Le procureur général de l'Oklahoma, Drummond, soutenu par 17 États, a présenté le même argument l'année dernière à la Cour suprême de l'État, se séparant de la plupart des dirigeants politiques de son État conservateur, qui soutiennent la demande de l'école. Ils comprennent le gouverneur Kevin Stitt, qui a assisté aux arguments oraux, et le surintendant de l'État Ryan Walters.
Le juge Ketanji Brown Jackson a tracé une ligne entre l'école de l'Oklahoma et les cas précédents dans lesquels les groupes religieux ont cherché l'inclusion dans un programme d'État, comme celui qui a donné accès aux matériaux de refoulement de terrain de jeu. Dans ce cas, a-t-elle dit, l'école religieuse cherche à être exemptée de la loi sur la charte de l'État, qui oblige les écoles à être non sectaires.
«Comme je le vois, il ne se voit pas refuser un avantage que tout le monde obtient», a-t-elle déclaré. «On se voit refuser un avantage que personne d'autre ne reçoit, ce qui est la capacité de créer une école publique religieuse.»
«Effet Boomerang»
Une partie de l'opposition aux chartes religieuses provient de quartiers inattendus. Neal McCluskey, par exemple, est un fervent partisan du choix du choix des écoles privées. Mais il prévient que permettre un enseignement religieux explicite dans les écoles à charte «enchevêtrait dangereusement l'État avec la religion».
Si Roberts se range du côté de Drummond, la décision 4-4 permettrait à la décision de la Cour suprême de l'État de se tenir debout. Mais si le tribunal renvoie une décision 5-3, les États qui souhaitent éviter les écoles à charte religieuse pourraient exiger que la plupart des membres du conseil d'administration soient des fonctionnaires, a déclaré McCluskey.
Comme l'a suggéré le juge Neil Gorsuch, les partisans des écoles à charte religieuse peuvent se retrouver avec plus de contrôle de l'État qu'ils le souhaitent.
«Avez-vous pensé à cet effet Boomerang pour les écoles à charte?» il a demandé.
Une décision en faveur de St.
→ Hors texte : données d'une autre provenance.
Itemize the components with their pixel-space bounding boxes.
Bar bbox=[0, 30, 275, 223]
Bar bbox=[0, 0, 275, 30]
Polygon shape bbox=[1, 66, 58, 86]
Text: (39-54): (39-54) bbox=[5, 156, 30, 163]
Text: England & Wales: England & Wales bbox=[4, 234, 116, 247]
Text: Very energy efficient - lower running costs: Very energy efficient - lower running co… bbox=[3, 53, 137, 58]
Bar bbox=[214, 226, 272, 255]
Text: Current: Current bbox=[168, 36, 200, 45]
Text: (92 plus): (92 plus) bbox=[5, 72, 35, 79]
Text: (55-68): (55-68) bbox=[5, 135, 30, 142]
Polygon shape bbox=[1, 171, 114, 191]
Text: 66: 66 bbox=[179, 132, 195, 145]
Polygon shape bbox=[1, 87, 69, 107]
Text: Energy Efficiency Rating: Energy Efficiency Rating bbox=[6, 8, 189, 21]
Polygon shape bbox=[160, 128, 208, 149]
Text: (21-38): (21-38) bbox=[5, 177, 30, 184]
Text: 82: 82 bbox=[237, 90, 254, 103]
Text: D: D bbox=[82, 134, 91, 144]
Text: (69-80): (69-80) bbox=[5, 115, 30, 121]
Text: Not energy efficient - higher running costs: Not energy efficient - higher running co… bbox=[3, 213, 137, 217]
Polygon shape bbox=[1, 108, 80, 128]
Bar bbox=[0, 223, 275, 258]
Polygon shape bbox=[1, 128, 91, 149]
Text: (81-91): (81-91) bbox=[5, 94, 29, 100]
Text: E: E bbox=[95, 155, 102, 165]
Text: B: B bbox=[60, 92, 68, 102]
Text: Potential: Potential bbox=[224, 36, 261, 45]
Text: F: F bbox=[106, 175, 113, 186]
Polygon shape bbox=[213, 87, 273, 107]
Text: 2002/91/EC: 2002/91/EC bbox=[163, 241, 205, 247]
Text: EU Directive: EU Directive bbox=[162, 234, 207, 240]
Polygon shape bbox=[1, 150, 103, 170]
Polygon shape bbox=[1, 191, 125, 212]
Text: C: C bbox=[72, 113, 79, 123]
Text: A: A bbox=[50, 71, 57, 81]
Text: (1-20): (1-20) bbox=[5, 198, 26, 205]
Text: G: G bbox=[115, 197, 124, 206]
Isidore «provoquerait l'incertitude, la confusion et les perturbations pour des millions d'écoliers et de familles à travers le pays», a déclaré Garre au tribunal.
Mais l'étendue de cet impact pourrait varier selon l'État.
En Virginie, par exemple, les districts scolaires autorisent et ont un contrôle plus stricte sur les écoles à charte, ce qui les fait plus comme des acteurs de l'État, a déclaré Carol Corbet Burris, directrice exécutive du réseau pour l'éducation publique et un critique fréquent des écoles à charte.
En Ohio, en revanche, les organisations à but non lucratif font partie des organisations qui peuvent autoriser des chartes, et les entreprises à but lucratif sont impliquées dans plus de la moitié d'entre elles.
« Pendant des années, les chartes ont bénéficié d'être dans un espace nébuleux entre public et privé », a déclaré Burris. Elle note que les écoles à charte, par exemple, ont reçu des prêts du programme de protection de chèque de paie pendant la pandémie, mais les écoles publiques ne l'ont pas fait. «Ils prétendent public quand c'est dans leur intérêt, privé quand ce n'est pas le cas. Il y a une raison pour laquelle c'est le cas que le monde de la charte redoute.»